The Quetta shura

Published September 27, 2009

AN article in The New York Times has revealed that tensions between the Pakistan and the US are increasing once again on account of Pakistan's alleged support for the Afghan Taliban leadership taking refuge in Balochistan “The issue of the Taliban leadership council, or shura, in Quetta is now at the top of the Obama administration's agenda in its meetings with Pakistani officials.” In addition to the long-standing American and Afghan comp- laint that Pakistan-based Afghan militants are creating trouble in the south of Afghanistan, the article also quotes unnamed officials linking the worsening security situation in parts of northern and western Afghanistan to the so-called Quetta shura. Is the American perception correct? The matter is not as straightforward as American and Afghan officials appear to believe. First, it is true that Quetta and the areas around it and parts of the Pak-Afghan border in Balochistan have become safe havens for some among the Afghan Taliban. But is there such an entity as the Quetta shura and is it playing a central role in the insurgency inside Afghanistan? On the existence of the Quetta shura, the Times story quotes a western official as saying “It's much more of an amorphous group that as best we can tell moves around. They go to Karachi, they go to Quetta, they go across the border.” So there are clearly uncertainties about the nature of the Quetta shura.

Second, the insurgency in Afghanistan draws its strength primarily from inside Afghanistan. The McChrystal report has noted “While the existence of safe havens in Pakistan does not guarantee ISAF failure, Afghanistan does require Pakistani cooperation .... Nonetheless, the insurgency in Afghanistan is predominantly Afghan.” So does that mean Pakistan doesn't need to do more to clamp down on Afghan militants operating from Balochistan? No. But there is a problem with the 'do more' demand, one that is purely pragmatic. The Pak-Afghan border in Balochistan is remarkably porous, with an estimated 50,000-60,000 people crossing it every day. Stopping that flow is beyond the capabilities of the security forces on either side of the border at the moment.

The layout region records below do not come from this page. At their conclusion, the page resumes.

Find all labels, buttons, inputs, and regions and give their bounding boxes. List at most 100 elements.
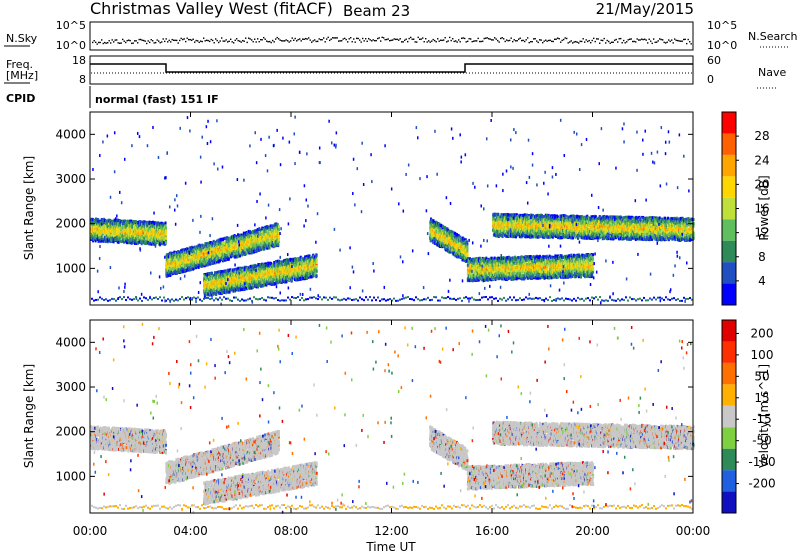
echo-cell (98, 233, 101, 237)
echo-cell (199, 252, 202, 256)
noise-point (239, 40, 241, 42)
noise-right-tick-high: 10^5 (707, 19, 737, 32)
echo-cell (204, 293, 207, 297)
noise-point (261, 39, 263, 41)
echo-cell (141, 234, 144, 238)
noise-point (330, 38, 332, 40)
noise-point (686, 42, 688, 45)
noise-point (338, 40, 340, 42)
noise-point (260, 38, 262, 41)
noise-point (137, 42, 139, 44)
noise-point (95, 41, 97, 44)
echo-cell (105, 222, 108, 226)
echo-cell (149, 240, 152, 244)
noise-point (284, 40, 286, 42)
noise-point (384, 38, 386, 41)
echo-cell (108, 222, 111, 226)
noise-point (689, 41, 691, 43)
noise-point (327, 36, 329, 39)
noise-point (227, 41, 229, 43)
echo-cell (156, 222, 159, 226)
noise-point (174, 39, 176, 42)
noise-point (219, 40, 221, 42)
noise-point (648, 38, 650, 40)
noise-point (353, 38, 355, 40)
noise-point (612, 41, 614, 43)
noise-point (131, 42, 133, 45)
echo-cell (173, 250, 176, 254)
echo-cell (112, 240, 115, 244)
echo-cell (203, 252, 206, 256)
echo-cell (187, 261, 190, 265)
noise-point (329, 39, 331, 42)
noise-point (108, 39, 110, 42)
noise-point (417, 36, 419, 39)
noise-point (222, 40, 224, 42)
noise-point (318, 38, 320, 40)
noise-point (659, 38, 661, 40)
noise-point (420, 38, 422, 40)
echo-cell (208, 255, 211, 259)
noise-point (464, 37, 466, 40)
echo-cell (119, 219, 122, 223)
freq-unit-label: [MHz] (6, 69, 38, 82)
freq-left-tick-low: 8 (79, 73, 86, 86)
noise-point (141, 39, 143, 41)
echo-cell (97, 224, 100, 228)
noise-point (200, 40, 202, 42)
echo-cell (185, 254, 188, 258)
echo-cell (182, 248, 185, 252)
noise-point (578, 42, 580, 44)
noise-point (357, 37, 359, 40)
noise-point (594, 40, 596, 43)
noise-point (533, 38, 535, 40)
echo-cell (134, 234, 137, 238)
noise-point (107, 42, 109, 44)
noise-point (587, 40, 589, 43)
noise-point (233, 42, 235, 44)
noise-point (264, 38, 266, 40)
noise-point (474, 40, 476, 42)
noise-point (300, 40, 302, 42)
echo-cell (139, 232, 142, 236)
noise-point (311, 41, 313, 43)
noise-point (254, 38, 256, 40)
echo-cell (196, 254, 199, 258)
noise-point (605, 42, 607, 44)
echo-cell (138, 235, 141, 239)
echo-cell (94, 239, 97, 243)
echo-cell (112, 219, 115, 223)
noise-point (455, 40, 457, 42)
echo-cell (133, 220, 136, 224)
noise-point (333, 37, 335, 39)
noise-point (356, 37, 358, 40)
noise-point (215, 38, 217, 40)
noise-point (306, 38, 308, 40)
noise-point (117, 42, 119, 44)
noise-point (543, 40, 545, 42)
noise-point (599, 42, 601, 44)
noise-point (623, 39, 625, 42)
noise-point (158, 40, 160, 42)
echo-cell (143, 236, 146, 240)
noise-point (342, 38, 344, 40)
station-title: Christmas Valley West (fitACF) (90, 0, 333, 18)
cpid-value: normal (fast) 151 IF (95, 93, 219, 106)
echo-cell (91, 234, 94, 238)
noise-point (647, 42, 649, 44)
echo-cell (102, 234, 105, 238)
noise-point (210, 38, 212, 41)
noise-point (437, 38, 439, 40)
noise-point (393, 38, 395, 40)
echo-cell (100, 231, 103, 235)
noise-point (302, 38, 304, 40)
echo-cell (103, 219, 106, 223)
noise-point (350, 37, 352, 39)
echo-cell (148, 225, 151, 229)
noise-point (534, 38, 536, 40)
noise-point (416, 41, 418, 43)
noise-point (290, 40, 292, 42)
noise-point (128, 39, 130, 41)
noise-point (288, 41, 290, 43)
echo-cell (172, 255, 175, 259)
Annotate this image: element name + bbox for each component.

Also, with a low-level local insurgency continuing in Balochistan and the state's resources stretched thin by operations against militants elsewhere, there is reason to be cautious in opening another front at the moment. American and Afghan officials, therefore, need to understand the very real constraints that the Pakistan security forces are operating under. Equally, however, the Pakistani state must not be complacent. After all, there is no guarantee that in the long term the Afghan militants taking refuge inside Pakistan will not turn their guns on Pakistan.